(NEW YORK) — Actress Anna May Wong will be the first Asian American to appear on U.S. currency, the U.S. Mint announced.

Wong’s coin, shipping Oct. 24, is the fifth design in the American Women Quarters Program, celebrating trailblazing women by placing their likeness on quarter dollar coins.

This year, the U.S. Mint will release circulating quarters honoring Wong, along with poet and activist Maya Angelou; Dr. Sally Ride, the first American woman in space; Cherokee Nation leader Wilma Mankiller; and suffragist Nina Otero-Warren.

Mint Director Ventris C. Gibson said Wong’s new coin honors her as a “courageous advocate” who championed greater representation and more multi-dimensional roles for Asian American actors.

“This quarter is designed to reflect the breadth and depth of accomplishments by Anna May Wong, who overcame challenges and obstacles she faced during her lifetime,” he said.

Known as Hollywood’s first Asian American movie star, Wong was born in 1905 when xenophobia toward Asian immigrants in the U.S. was at a high, with the Chinese Exclusion Act barring the immigration of Chinese laborers still in effect.

Deeply entrenched anti-Asian sentiments seeped into Hollywood as well.

Growing up in Los Angeles’ Chinatown, Wong, the daughter of Chinese immigrants, began acting at the age of 14, taking her first lead role in The Toll of the Sea in 1922.

Wong went on to appear in dozens of movies but was often relegated to stereotypical, Orientalist parts with minimal depth and autonomy, such as the exotic “dragon lady” or the submissive “lotus flower.”

At the time, the widespread practice of “yellowface” — white actors playing caricatured Asian characters — also shut many Asian Americans out of acting jobs altogether.

In the 1920s, Wong moved to Europe, finding opportunities to star in English, French and German films. She later returned to the U.S. with new resolve to challenge racist typecasting in Hollywood, she told the Los Angeles Times in a 1933 interview.

“Why is it that the screen Chinese is nearly always the villain of the piece, and so cruel a villain — murderous, treacherous, a snake in the grass,” she told the newspaper. “We are not like that.”

Wong went on to star in three Paramount Studio films in the 1930s: King of Chinatown, Daughter of Shanghai, and Island of Lost Men — that cast her in breakthrough roles as American professional women.

In Shanghai Express, a 1932 adventure-romance movie, Wong starred alongside actress Marlene Dietrich as a first-class passenger who takes a three-day rail journey through China during the Chinese Civil War.

Around this time, Wong also emerged as a fashion icon, even gracing the cover of Look, the equivalent of today’s People magazine, in its March 1938 issue. Her looks often fused cheongsam — a traditional Chinese gown — designs with flapper-era styles, adding her own eccentric touches.

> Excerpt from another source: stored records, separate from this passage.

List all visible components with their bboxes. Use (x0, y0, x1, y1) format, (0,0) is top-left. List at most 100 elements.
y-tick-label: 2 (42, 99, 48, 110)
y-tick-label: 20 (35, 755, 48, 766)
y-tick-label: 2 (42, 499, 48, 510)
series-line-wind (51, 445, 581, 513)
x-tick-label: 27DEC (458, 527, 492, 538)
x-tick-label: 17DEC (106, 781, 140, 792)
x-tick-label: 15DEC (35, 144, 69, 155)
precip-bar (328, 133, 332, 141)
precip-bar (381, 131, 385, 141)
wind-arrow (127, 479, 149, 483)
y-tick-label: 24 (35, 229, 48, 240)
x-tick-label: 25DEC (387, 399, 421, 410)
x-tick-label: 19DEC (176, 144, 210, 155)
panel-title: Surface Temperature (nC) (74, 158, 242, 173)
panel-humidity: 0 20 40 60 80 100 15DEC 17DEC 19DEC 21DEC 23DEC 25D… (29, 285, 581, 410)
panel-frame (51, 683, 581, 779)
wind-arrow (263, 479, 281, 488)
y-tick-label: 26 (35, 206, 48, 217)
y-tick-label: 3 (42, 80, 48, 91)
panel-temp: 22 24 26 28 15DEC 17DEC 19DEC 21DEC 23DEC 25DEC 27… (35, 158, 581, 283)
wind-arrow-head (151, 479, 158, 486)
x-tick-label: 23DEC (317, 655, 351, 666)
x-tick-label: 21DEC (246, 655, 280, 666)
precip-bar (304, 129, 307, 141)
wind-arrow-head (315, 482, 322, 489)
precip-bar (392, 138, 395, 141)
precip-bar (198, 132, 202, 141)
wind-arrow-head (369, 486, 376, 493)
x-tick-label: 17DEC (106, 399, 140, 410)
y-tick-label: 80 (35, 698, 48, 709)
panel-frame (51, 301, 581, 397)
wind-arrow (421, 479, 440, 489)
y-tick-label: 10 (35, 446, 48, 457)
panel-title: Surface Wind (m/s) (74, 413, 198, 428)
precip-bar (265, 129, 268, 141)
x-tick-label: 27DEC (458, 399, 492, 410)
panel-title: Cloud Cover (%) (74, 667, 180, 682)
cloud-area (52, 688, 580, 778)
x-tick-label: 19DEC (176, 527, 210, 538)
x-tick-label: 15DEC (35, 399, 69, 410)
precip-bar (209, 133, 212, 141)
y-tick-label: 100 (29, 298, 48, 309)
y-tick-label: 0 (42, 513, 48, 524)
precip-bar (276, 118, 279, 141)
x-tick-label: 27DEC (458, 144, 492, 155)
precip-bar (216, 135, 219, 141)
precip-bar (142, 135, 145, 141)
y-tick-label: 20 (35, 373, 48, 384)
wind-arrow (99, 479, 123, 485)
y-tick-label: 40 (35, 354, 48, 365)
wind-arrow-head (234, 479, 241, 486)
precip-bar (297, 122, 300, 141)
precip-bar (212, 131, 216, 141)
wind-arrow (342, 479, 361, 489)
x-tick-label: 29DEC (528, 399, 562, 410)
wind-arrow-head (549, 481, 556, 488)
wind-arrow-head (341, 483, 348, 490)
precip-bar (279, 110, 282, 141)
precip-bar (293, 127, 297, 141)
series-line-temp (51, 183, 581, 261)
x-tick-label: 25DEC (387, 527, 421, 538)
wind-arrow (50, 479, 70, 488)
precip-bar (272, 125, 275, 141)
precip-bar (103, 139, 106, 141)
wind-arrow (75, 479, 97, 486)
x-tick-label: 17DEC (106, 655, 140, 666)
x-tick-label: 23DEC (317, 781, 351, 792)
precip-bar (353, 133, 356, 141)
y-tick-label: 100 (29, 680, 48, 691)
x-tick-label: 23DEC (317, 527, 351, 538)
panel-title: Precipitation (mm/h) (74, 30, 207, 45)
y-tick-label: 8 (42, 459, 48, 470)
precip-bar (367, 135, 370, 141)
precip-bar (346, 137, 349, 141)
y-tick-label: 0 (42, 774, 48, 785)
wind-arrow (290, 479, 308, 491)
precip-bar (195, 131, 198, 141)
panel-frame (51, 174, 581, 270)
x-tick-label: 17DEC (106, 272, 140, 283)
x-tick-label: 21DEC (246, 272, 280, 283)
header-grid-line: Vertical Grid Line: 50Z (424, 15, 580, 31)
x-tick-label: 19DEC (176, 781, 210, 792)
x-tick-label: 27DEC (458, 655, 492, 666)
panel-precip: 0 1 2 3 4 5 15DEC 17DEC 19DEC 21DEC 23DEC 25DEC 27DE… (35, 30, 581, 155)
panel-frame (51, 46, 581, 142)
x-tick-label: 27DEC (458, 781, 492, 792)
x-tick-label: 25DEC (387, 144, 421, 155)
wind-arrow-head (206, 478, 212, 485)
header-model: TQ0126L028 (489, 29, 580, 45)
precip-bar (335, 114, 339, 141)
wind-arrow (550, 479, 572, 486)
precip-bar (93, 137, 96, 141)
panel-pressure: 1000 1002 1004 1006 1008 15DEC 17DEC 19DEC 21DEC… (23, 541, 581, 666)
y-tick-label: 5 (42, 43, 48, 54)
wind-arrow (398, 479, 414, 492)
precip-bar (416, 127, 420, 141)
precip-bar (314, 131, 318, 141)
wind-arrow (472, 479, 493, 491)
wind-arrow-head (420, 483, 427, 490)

A close-up of Wong’s likeness, characterized by her trademark blunt bangs and pencil-thin eyebrows and surrounded by bright lights, is featured on the back side of the new quarter.

“Many prominent actors from the 1920s and 1930s saw their name framed by lightbulbs on movie theater marquees, so I thought it made sense to feature Anna May Wong in this way,” the coin’s designer, Emily Damstra, said in a press release.

“Along with the hard work, determination, and skill Anna May Wong brought to the profession of acting, I think it was her face and expressive gestures that really captivated movie audiences, so I included these elements next to her name,” Damstra added.

Throughout her life, Wong continued to advocate for greater representation of Asian American actors. She received a star on the Hollywood Walk of Fame in 1960, the year before she died at age 56.

Gemma Star, who played Astrid Leong in the groundbreaking 2018 movie Crazy Rich Asians, will portray Wong in a biopic of the actress. The film is currently in production.

Starting this year, the American Women Quarters Program will choose five different women each year to be featured on the coin’s reverse side through 2025. Next year’s confirmed designs will spotlight pilot Bessie Coleman, composer Edith Kanakaʻole, former first lady Eleanor Roosevelt, journalist and activist Jovita Idar and ballerina Maria Tallchief.